Pour les hommes, les évolutions des taux d’activité sont tout au long du siècle simples. Mises à part les périodes très particulières des guerres et d’après-guerres, ils se maintiennent à un niveau très élevé au milieu du cycle de vie. Les progrès de la scolarisation d’une part, les droits à la retraite d’autre part, retirent, au fil du xxe siècle, de plus en plus de jeunes et de seniors du marché du travail, entraînant une concentration de l’activité masculine sur les âges intermédiaires (entre 35 et 55 ans), voire sur une seule génération. Selon les pays, cette concentration est plus ou moins forte : les plus jeunes et les plus âgés atteignent des taux d’activité particulièrement bas en France dans les années 1990. C’est moins vrai en Grande-Bretagne et en Allemagne où le système éducatif débouche plus vite sur des formations en alternance ou sur une prise en charge des jeunes par les entreprises, et dans les pays du Nord où l’âge de la retraite est sensiblement plus tardif.
Au tournant du xxie siècle, la tendance s’inverse en Europe : sous l’impulsion des politiques publiques, les taux d’activité des plus jeunes et des plus âgés augmentent. Cependant, avec les crises économiques, l’emploi court ou à temps partiel et le chômage touchent massivement les jeunes en insertion professionnelle et les seniors, à des degrés divers selon les pays.
Taux d'activité des femmes dans les pays d’Europe
1970-2013 classement selon le taux d’activité des femmes en 2013
Champ : femmes 15 à 64 ans (et hommes 15 à 64 ans dans la dernière colonne)

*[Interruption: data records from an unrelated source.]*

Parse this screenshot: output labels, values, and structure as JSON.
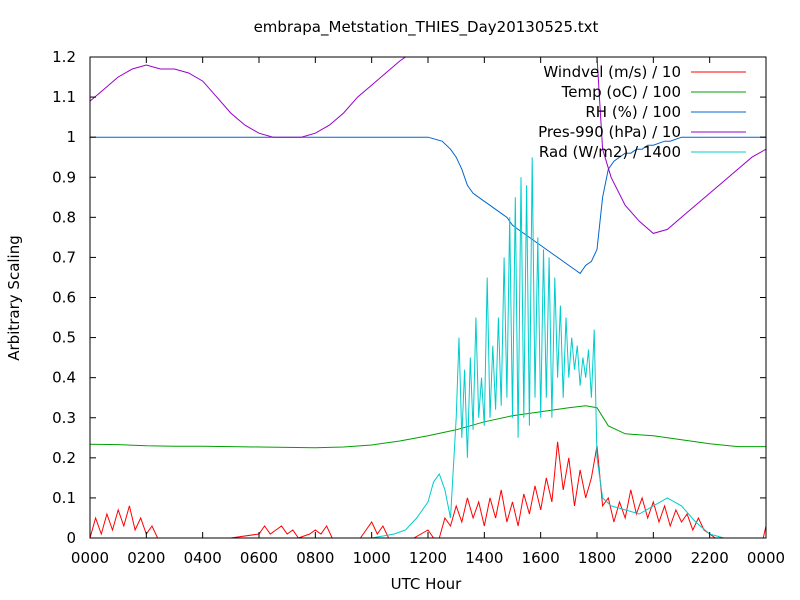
{
  "chart_data": {
    "type": "line",
    "title": "embrapa_Metstation_THIES_Day20130525.txt",
    "xlabel": "UTC Hour",
    "ylabel": "Arbitrary Scaling",
    "xlim": [
      0,
      2400
    ],
    "ylim": [
      0,
      1.2
    ],
    "x_ticks": [
      "0000",
      "0200",
      "0400",
      "0600",
      "0800",
      "1000",
      "1200",
      "1400",
      "1600",
      "1800",
      "2000",
      "2200",
      "0000"
    ],
    "y_ticks": [
      "0",
      "0.1",
      "0.2",
      "0.3",
      "0.4",
      "0.5",
      "0.6",
      "0.7",
      "0.8",
      "0.9",
      "1",
      "1.1",
      "1.2"
    ],
    "grid": false,
    "legend_position": "top-right",
    "series": [
      {
        "name": "Windvel (m/s) / 10",
        "color": "#ff0000",
        "points": [
          [
            0,
            0
          ],
          [
            20,
            0.05
          ],
          [
            40,
            0.01
          ],
          [
            60,
            0.06
          ],
          [
            80,
            0.02
          ],
          [
            100,
            0.07
          ],
          [
            120,
            0.03
          ],
          [
            140,
            0.08
          ],
          [
            160,
            0.02
          ],
          [
            180,
            0.05
          ],
          [
            200,
            0.01
          ],
          [
            220,
            0.03
          ],
          [
            240,
            0
          ],
          [
            300,
            0
          ],
          [
            400,
            0
          ],
          [
            500,
            0
          ],
          [
            600,
            0.01
          ],
          [
            620,
            0.03
          ],
          [
            640,
            0.01
          ],
          [
            660,
            0.02
          ],
          [
            680,
            0.03
          ],
          [
            700,
            0.01
          ],
          [
            720,
            0.02
          ],
          [
            740,
            0
          ],
          [
            780,
            0.01
          ],
          [
            800,
            0.02
          ],
          [
            820,
            0.01
          ],
          [
            840,
            0.03
          ],
          [
            860,
            0
          ],
          [
            900,
            0
          ],
          [
            960,
            0
          ],
          [
            1000,
            0.04
          ],
          [
            1020,
            0.01
          ],
          [
            1040,
            0.03
          ],
          [
            1060,
            0
          ],
          [
            1100,
            0
          ],
          [
            1150,
            0
          ],
          [
            1200,
            0.02
          ],
          [
            1220,
            0
          ],
          [
            1240,
            0
          ],
          [
            1260,
            0.05
          ],
          [
            1280,
            0.03
          ],
          [
            1300,
            0.08
          ],
          [
            1320,
            0.04
          ],
          [
            1340,
            0.1
          ],
          [
            1360,
            0.05
          ],
          [
            1380,
            0.09
          ],
          [
            1400,
            0.03
          ],
          [
            1420,
            0.1
          ],
          [
            1440,
            0.05
          ],
          [
            1460,
            0.12
          ],
          [
            1480,
            0.04
          ],
          [
            1500,
            0.09
          ],
          [
            1520,
            0.03
          ],
          [
            1540,
            0.11
          ],
          [
            1560,
            0.06
          ],
          [
            1580,
            0.13
          ],
          [
            1600,
            0.07
          ],
          [
            1620,
            0.15
          ],
          [
            1640,
            0.09
          ],
          [
            1660,
            0.24
          ],
          [
            1680,
            0.12
          ],
          [
            1700,
            0.2
          ],
          [
            1720,
            0.08
          ],
          [
            1740,
            0.17
          ],
          [
            1760,
            0.1
          ],
          [
            1780,
            0.15
          ],
          [
            1800,
            0.23
          ],
          [
            1820,
            0.08
          ],
          [
            1840,
            0.1
          ],
          [
            1860,
            0.04
          ],
          [
            1880,
            0.09
          ],
          [
            1900,
            0.05
          ],
          [
            1920,
            0.12
          ],
          [
            1940,
            0.06
          ],
          [
            1960,
            0.1
          ],
          [
            1980,
            0.05
          ],
          [
            2000,
            0.09
          ],
          [
            2020,
            0.04
          ],
          [
            2040,
            0.08
          ],
          [
            2060,
            0.03
          ],
          [
            2080,
            0.07
          ],
          [
            2100,
            0.04
          ],
          [
            2120,
            0.06
          ],
          [
            2140,
            0.02
          ],
          [
            2160,
            0.05
          ],
          [
            2180,
            0.02
          ],
          [
            2200,
            0.01
          ],
          [
            2220,
            0
          ],
          [
            2300,
            0
          ],
          [
            2390,
            0
          ],
          [
            2400,
            0.03
          ]
        ]
      },
      {
        "name": "Temp (oC) / 100",
        "color": "#00a000",
        "points": [
          [
            0,
            0.234
          ],
          [
            100,
            0.233
          ],
          [
            200,
            0.23
          ],
          [
            300,
            0.229
          ],
          [
            400,
            0.229
          ],
          [
            500,
            0.228
          ],
          [
            600,
            0.227
          ],
          [
            700,
            0.226
          ],
          [
            800,
            0.225
          ],
          [
            900,
            0.227
          ],
          [
            1000,
            0.232
          ],
          [
            1100,
            0.242
          ],
          [
            1200,
            0.255
          ],
          [
            1300,
            0.27
          ],
          [
            1400,
            0.29
          ],
          [
            1500,
            0.305
          ],
          [
            1600,
            0.315
          ],
          [
            1700,
            0.325
          ],
          [
            1760,
            0.33
          ],
          [
            1800,
            0.325
          ],
          [
            1840,
            0.28
          ],
          [
            1900,
            0.26
          ],
          [
            2000,
            0.255
          ],
          [
            2100,
            0.245
          ],
          [
            2200,
            0.235
          ],
          [
            2300,
            0.228
          ],
          [
            2400,
            0.228
          ]
        ]
      },
      {
        "name": "RH (%) / 100",
        "color": "#0066cc",
        "points": [
          [
            0,
            1
          ],
          [
            200,
            1
          ],
          [
            400,
            1
          ],
          [
            600,
            1
          ],
          [
            800,
            1
          ],
          [
            1000,
            1
          ],
          [
            1200,
            1
          ],
          [
            1250,
            0.99
          ],
          [
            1280,
            0.97
          ],
          [
            1300,
            0.95
          ],
          [
            1320,
            0.92
          ],
          [
            1340,
            0.88
          ],
          [
            1360,
            0.86
          ],
          [
            1380,
            0.85
          ],
          [
            1400,
            0.84
          ],
          [
            1420,
            0.83
          ],
          [
            1440,
            0.82
          ],
          [
            1460,
            0.81
          ],
          [
            1480,
            0.8
          ],
          [
            1500,
            0.78
          ],
          [
            1520,
            0.77
          ],
          [
            1540,
            0.76
          ],
          [
            1560,
            0.75
          ],
          [
            1580,
            0.74
          ],
          [
            1600,
            0.73
          ],
          [
            1620,
            0.72
          ],
          [
            1640,
            0.71
          ],
          [
            1660,
            0.7
          ],
          [
            1680,
            0.69
          ],
          [
            1700,
            0.68
          ],
          [
            1720,
            0.67
          ],
          [
            1740,
            0.66
          ],
          [
            1760,
            0.68
          ],
          [
            1780,
            0.69
          ],
          [
            1800,
            0.72
          ],
          [
            1820,
            0.85
          ],
          [
            1840,
            0.92
          ],
          [
            1860,
            0.94
          ],
          [
            1880,
            0.95
          ],
          [
            1900,
            0.96
          ],
          [
            1920,
            0.96
          ],
          [
            1940,
            0.97
          ],
          [
            1960,
            0.97
          ],
          [
            1980,
            0.98
          ],
          [
            2000,
            0.98
          ],
          [
            2020,
            0.985
          ],
          [
            2040,
            0.99
          ],
          [
            2060,
            0.99
          ],
          [
            2100,
            1
          ],
          [
            2200,
            1
          ],
          [
            2300,
            1
          ],
          [
            2400,
            1
          ]
        ]
      },
      {
        "name": "Pres-990 (hPa) / 10",
        "color": "#9900cc",
        "points": [
          [
            0,
            1.09
          ],
          [
            50,
            1.12
          ],
          [
            100,
            1.15
          ],
          [
            150,
            1.17
          ],
          [
            200,
            1.18
          ],
          [
            250,
            1.17
          ],
          [
            300,
            1.17
          ],
          [
            350,
            1.16
          ],
          [
            400,
            1.14
          ],
          [
            450,
            1.1
          ],
          [
            500,
            1.06
          ],
          [
            550,
            1.03
          ],
          [
            600,
            1.01
          ],
          [
            650,
            1
          ],
          [
            700,
            1
          ],
          [
            750,
            1
          ],
          [
            800,
            1.01
          ],
          [
            850,
            1.03
          ],
          [
            900,
            1.06
          ],
          [
            950,
            1.1
          ],
          [
            1000,
            1.13
          ],
          [
            1050,
            1.16
          ],
          [
            1100,
            1.19
          ],
          [
            1120,
            1.2
          ],
          [
            1800,
            1.2
          ],
          [
            1820,
            0.97
          ],
          [
            1850,
            0.9
          ],
          [
            1900,
            0.83
          ],
          [
            1950,
            0.79
          ],
          [
            2000,
            0.76
          ],
          [
            2050,
            0.77
          ],
          [
            2100,
            0.8
          ],
          [
            2150,
            0.83
          ],
          [
            2200,
            0.86
          ],
          [
            2250,
            0.89
          ],
          [
            2300,
            0.92
          ],
          [
            2350,
            0.95
          ],
          [
            2400,
            0.97
          ]
        ]
      },
      {
        "name": "Rad (W/m2) / 1400",
        "color": "#00cccc",
        "points": [
          [
            0,
            0
          ],
          [
            1000,
            0
          ],
          [
            1080,
            0.01
          ],
          [
            1120,
            0.02
          ],
          [
            1160,
            0.05
          ],
          [
            1200,
            0.09
          ],
          [
            1220,
            0.14
          ],
          [
            1240,
            0.16
          ],
          [
            1260,
            0.12
          ],
          [
            1280,
            0.05
          ],
          [
            1300,
            0.3
          ],
          [
            1310,
            0.5
          ],
          [
            1320,
            0.25
          ],
          [
            1330,
            0.42
          ],
          [
            1340,
            0.2
          ],
          [
            1350,
            0.45
          ],
          [
            1360,
            0.27
          ],
          [
            1370,
            0.55
          ],
          [
            1380,
            0.3
          ],
          [
            1390,
            0.4
          ],
          [
            1400,
            0.28
          ],
          [
            1410,
            0.65
          ],
          [
            1420,
            0.3
          ],
          [
            1430,
            0.48
          ],
          [
            1440,
            0.32
          ],
          [
            1450,
            0.55
          ],
          [
            1460,
            0.33
          ],
          [
            1470,
            0.7
          ],
          [
            1480,
            0.35
          ],
          [
            1490,
            0.8
          ],
          [
            1500,
            0.3
          ],
          [
            1510,
            0.85
          ],
          [
            1520,
            0.25
          ],
          [
            1530,
            0.9
          ],
          [
            1540,
            0.3
          ],
          [
            1550,
            0.88
          ],
          [
            1560,
            0.28
          ],
          [
            1570,
            0.95
          ],
          [
            1580,
            0.35
          ],
          [
            1590,
            0.75
          ],
          [
            1600,
            0.3
          ],
          [
            1610,
            0.72
          ],
          [
            1620,
            0.35
          ],
          [
            1630,
            0.7
          ],
          [
            1640,
            0.3
          ],
          [
            1650,
            0.65
          ],
          [
            1660,
            0.4
          ],
          [
            1670,
            0.58
          ],
          [
            1680,
            0.35
          ],
          [
            1690,
            0.55
          ],
          [
            1700,
            0.4
          ],
          [
            1710,
            0.5
          ],
          [
            1720,
            0.42
          ],
          [
            1730,
            0.48
          ],
          [
            1740,
            0.38
          ],
          [
            1750,
            0.45
          ],
          [
            1760,
            0.4
          ],
          [
            1770,
            0.47
          ],
          [
            1780,
            0.35
          ],
          [
            1790,
            0.52
          ],
          [
            1800,
            0.2
          ],
          [
            1820,
            0.1
          ],
          [
            1850,
            0.08
          ],
          [
            1900,
            0.07
          ],
          [
            1950,
            0.06
          ],
          [
            2000,
            0.08
          ],
          [
            2050,
            0.1
          ],
          [
            2100,
            0.08
          ],
          [
            2150,
            0.04
          ],
          [
            2200,
            0.01
          ],
          [
            2250,
            0
          ],
          [
            2400,
            0
          ]
        ]
      }
    ]
  }
}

Courbes d’activité par âge des femmes dans certains pays d’Europe, 1970-2011
Métiers d’antan, professions d’aujourd’hui : encore loin de la parité
Du déclin de l’agriculture à l’industrialisation puis à l’explosion du tertiaire, la transformation de l’économie traverse l’Europe. Pourtant, aujourd’hui comme hier, nombre de métiers et de secteurs sont très sexués. Les femmes sont toujours présentes dans l’agriculture, les services domestiques, et dans certains secteurs de l’industrie comme le textile et l’habillement, en déclin au fil de ces deux siècles. Elles sont en revanche très rares sur les chantiers, dans la métallurgie, qui restent des bastions masculins dans toute l’Europe. Certaines branches de l’électronique font appel à la main-d’œuvre féminine, parfois au prétexte de sa dextérité. Mais la progression des femmes dans les professions très qualifiées de l’informatique est étonnement lente en Europe (ce qui n’est pas le cas, semble-t-il, dans certains pays asiatiques).

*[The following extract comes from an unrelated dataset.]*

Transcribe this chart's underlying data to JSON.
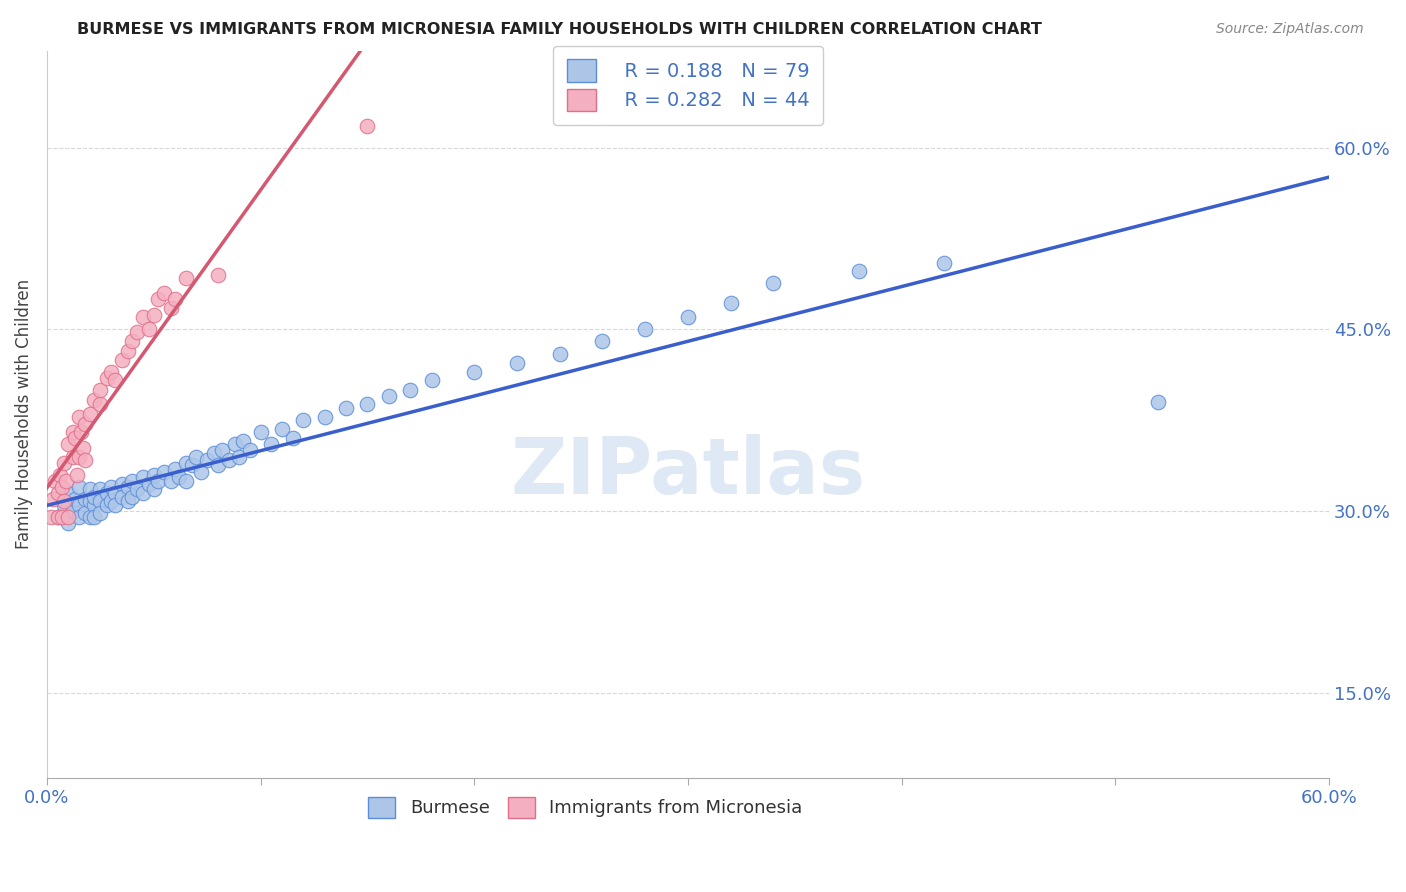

Partout, les femmes occupent une place importante dans les bureaux avec l’extension du salariat et du tertiaire. Certains métiers qualifiés, autrefois réservés aux hommes, deviennent largement mixtes au début du xxie siècle, grâce à la percée des scolarités féminines : professeurs mais aussi médecins, magistrats, avocats, cadres administratifs sont de plus en plus souvent des femmes. Pourtant, en moyenne, on ne les trouve pas dans les mêmes spécialités ni aux mêmes niveaux de responsabilités que les hommes, et, à qualification égale, elles sont moins bien payées. Après les travaux domestiques, l’éducation, la santé et l’administration sont désormais les secteurs de prédilection des Européennes.